Fix amino acid validation to accept three-letter codes
Created by: cursor[bot]
Problem
The configuration validation was rejecting three-letter amino acid codes like "Leu", "Lys", "Gln", etc. in the wobble_aas
configuration, causing the pipeline to fail with:
ERROR - Error loading configuration: Invalid amino acid code: Leu
Solution
Updated the validate_config()
function in src/codon_go/utils/config_loader.py
to accept both single-letter and three-letter amino acid codes.
Changes Made
- Added support for three-letter amino acid codes (Ala, Arg, Asn, Asp, Cys, Gln, Glu, Gly, His, Ile, Leu, Lys, Met, Phe, Pro, Ser, Thr, Trp, Tyr, Val)
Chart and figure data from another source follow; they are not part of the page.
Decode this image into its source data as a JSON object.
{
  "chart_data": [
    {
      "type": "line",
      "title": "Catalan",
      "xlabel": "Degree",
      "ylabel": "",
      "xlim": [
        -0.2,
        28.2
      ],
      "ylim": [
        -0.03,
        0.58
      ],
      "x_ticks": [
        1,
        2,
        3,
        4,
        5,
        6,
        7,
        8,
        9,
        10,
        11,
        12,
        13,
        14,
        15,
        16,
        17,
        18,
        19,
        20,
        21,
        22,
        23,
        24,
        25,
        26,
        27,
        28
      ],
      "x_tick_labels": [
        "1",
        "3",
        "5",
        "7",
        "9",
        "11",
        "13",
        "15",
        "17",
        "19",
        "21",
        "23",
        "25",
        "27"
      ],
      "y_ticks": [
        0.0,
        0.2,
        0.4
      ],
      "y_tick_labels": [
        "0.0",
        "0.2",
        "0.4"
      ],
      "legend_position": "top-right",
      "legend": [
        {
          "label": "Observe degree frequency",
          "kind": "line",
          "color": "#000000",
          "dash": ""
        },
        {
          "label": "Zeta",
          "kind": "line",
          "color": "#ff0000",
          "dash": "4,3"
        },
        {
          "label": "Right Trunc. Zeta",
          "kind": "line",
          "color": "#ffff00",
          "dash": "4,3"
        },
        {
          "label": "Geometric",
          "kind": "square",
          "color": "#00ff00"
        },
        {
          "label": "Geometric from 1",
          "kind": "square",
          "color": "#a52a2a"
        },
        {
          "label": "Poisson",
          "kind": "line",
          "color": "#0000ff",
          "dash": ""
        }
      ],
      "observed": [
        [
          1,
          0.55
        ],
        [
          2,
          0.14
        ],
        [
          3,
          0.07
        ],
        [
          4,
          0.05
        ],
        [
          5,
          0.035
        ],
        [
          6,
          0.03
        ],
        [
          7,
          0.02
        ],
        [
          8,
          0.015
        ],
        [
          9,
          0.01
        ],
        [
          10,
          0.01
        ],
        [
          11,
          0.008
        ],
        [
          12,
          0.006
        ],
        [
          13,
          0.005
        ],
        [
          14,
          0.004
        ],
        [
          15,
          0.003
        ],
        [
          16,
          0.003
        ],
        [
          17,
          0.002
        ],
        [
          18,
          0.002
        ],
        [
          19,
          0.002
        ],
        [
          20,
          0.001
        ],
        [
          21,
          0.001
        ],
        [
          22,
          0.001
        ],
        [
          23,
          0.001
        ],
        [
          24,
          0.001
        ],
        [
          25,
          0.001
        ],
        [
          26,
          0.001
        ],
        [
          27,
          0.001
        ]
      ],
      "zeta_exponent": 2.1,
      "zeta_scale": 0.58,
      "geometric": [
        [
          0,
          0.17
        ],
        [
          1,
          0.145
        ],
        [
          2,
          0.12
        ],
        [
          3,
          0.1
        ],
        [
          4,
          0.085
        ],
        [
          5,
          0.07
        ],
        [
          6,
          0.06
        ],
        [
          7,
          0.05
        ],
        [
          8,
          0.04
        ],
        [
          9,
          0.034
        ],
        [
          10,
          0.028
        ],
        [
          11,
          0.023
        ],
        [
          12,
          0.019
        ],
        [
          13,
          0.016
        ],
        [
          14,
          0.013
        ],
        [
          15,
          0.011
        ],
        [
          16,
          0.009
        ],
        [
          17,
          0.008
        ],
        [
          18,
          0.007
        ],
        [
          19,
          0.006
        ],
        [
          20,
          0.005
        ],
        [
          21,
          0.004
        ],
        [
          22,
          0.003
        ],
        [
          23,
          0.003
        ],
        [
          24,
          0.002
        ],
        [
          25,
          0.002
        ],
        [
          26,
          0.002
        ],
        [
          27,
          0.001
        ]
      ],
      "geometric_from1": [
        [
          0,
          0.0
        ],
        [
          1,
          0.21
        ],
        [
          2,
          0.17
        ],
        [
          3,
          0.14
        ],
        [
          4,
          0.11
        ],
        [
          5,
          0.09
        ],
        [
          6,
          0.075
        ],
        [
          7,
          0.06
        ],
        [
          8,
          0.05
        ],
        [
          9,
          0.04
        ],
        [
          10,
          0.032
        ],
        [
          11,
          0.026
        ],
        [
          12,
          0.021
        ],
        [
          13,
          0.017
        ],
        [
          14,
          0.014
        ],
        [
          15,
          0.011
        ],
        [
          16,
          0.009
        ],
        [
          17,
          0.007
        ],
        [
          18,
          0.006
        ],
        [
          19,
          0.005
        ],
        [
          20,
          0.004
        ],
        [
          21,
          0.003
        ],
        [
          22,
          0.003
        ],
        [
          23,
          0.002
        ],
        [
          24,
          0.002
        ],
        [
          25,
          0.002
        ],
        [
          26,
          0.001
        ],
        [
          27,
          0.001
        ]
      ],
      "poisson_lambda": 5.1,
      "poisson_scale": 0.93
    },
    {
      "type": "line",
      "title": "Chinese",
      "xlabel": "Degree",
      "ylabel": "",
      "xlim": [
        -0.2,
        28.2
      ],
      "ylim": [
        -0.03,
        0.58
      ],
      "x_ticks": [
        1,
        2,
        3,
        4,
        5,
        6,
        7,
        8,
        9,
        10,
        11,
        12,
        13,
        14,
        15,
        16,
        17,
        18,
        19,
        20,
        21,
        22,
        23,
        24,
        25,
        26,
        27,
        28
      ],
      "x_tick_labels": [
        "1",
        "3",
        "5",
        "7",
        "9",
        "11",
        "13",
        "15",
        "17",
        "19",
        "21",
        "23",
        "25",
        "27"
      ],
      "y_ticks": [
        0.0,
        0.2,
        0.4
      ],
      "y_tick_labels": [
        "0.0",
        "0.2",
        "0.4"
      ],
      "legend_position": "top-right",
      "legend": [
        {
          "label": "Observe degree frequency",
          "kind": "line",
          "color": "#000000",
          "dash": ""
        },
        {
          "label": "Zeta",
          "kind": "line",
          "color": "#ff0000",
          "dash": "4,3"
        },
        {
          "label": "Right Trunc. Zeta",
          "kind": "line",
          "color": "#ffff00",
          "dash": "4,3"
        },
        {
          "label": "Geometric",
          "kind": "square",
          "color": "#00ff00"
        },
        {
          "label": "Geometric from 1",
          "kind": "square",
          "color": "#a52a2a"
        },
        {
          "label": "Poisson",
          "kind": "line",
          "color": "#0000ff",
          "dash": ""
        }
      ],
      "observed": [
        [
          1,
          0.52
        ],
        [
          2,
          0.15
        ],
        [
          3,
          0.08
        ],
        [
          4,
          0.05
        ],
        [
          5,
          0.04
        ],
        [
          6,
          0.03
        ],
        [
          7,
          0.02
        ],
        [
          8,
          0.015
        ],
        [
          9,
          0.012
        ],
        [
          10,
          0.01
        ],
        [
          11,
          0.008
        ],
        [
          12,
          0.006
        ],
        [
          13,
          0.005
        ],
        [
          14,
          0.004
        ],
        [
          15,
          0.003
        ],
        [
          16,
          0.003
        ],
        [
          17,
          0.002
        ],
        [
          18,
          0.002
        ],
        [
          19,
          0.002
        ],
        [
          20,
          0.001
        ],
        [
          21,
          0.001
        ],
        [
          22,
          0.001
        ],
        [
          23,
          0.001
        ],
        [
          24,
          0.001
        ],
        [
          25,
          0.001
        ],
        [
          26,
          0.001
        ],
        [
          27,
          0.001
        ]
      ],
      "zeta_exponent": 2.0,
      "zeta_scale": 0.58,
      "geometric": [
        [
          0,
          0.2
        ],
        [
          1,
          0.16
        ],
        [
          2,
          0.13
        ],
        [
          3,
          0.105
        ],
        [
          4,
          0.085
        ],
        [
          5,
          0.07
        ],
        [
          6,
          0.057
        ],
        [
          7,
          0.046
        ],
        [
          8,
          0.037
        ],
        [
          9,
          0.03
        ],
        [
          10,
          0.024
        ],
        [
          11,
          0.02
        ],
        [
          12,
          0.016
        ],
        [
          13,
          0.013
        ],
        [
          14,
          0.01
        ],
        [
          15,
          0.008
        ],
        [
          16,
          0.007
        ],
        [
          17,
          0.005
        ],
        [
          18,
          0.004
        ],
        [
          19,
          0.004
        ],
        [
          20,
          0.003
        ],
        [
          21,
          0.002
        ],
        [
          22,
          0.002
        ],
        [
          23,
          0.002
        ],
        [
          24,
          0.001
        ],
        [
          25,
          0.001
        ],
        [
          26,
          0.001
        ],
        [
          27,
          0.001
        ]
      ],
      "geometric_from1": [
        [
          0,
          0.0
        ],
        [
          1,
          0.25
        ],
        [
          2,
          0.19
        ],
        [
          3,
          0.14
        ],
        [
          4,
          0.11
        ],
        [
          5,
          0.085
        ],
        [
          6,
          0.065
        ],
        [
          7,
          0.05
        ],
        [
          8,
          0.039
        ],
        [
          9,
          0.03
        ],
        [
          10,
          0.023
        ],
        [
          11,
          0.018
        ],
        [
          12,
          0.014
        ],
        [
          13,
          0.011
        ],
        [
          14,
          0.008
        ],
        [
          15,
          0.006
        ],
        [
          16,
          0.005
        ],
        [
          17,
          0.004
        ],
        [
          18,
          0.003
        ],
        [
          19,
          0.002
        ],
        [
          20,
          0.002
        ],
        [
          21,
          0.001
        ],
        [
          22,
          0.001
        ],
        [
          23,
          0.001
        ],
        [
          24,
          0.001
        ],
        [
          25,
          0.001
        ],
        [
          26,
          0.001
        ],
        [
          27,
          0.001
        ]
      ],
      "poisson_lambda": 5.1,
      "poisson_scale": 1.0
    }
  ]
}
- Maintained backward compatibility with existing single-letter codes (A, R, N, D, C, Q, E, G, H, I, L, K, M, F, P, S, T, W, Y, V)
- Updated validation logic to check both formats
Before
valid_aas = set('ACDEFGHIKLMNPQRSTVWY')
for aa in wobble_aas:
if aa not in valid_aas:
raise ValueError(f"Invalid amino acid code: {aa}")
After
valid_single_letter = set('ACDEFGHIKLMNPQRSTVWY')
valid_three_letter = {
'Ala', 'Arg', 'Asn', 'Asp', 'Cys', 'Gln', 'Glu', 'Gly', 'His', 'Ile',
'Leu', 'Lys', 'Met', 'Phe', 'Pro', 'Ser', 'Thr', 'Trp', 'Tyr', 'Val'
}
for aa in wobble_aas:
if aa not in valid_single_letter and aa not in valid_three_letter:
raise ValueError(f"Invalid amino acid code: {aa}")
Testing
Example Configuration
The pipeline now properly handles configurations like:
wobble_aas:
- Leu
- Lys
- Gln
- Glu
- Phe
- Trp
- Ser # Important for CUG-clade species
Impact
This fix resolves the configuration validation error and allows users to use the more descriptive three-letter amino acid codes in their configuration files while maintaining full backward compatibility.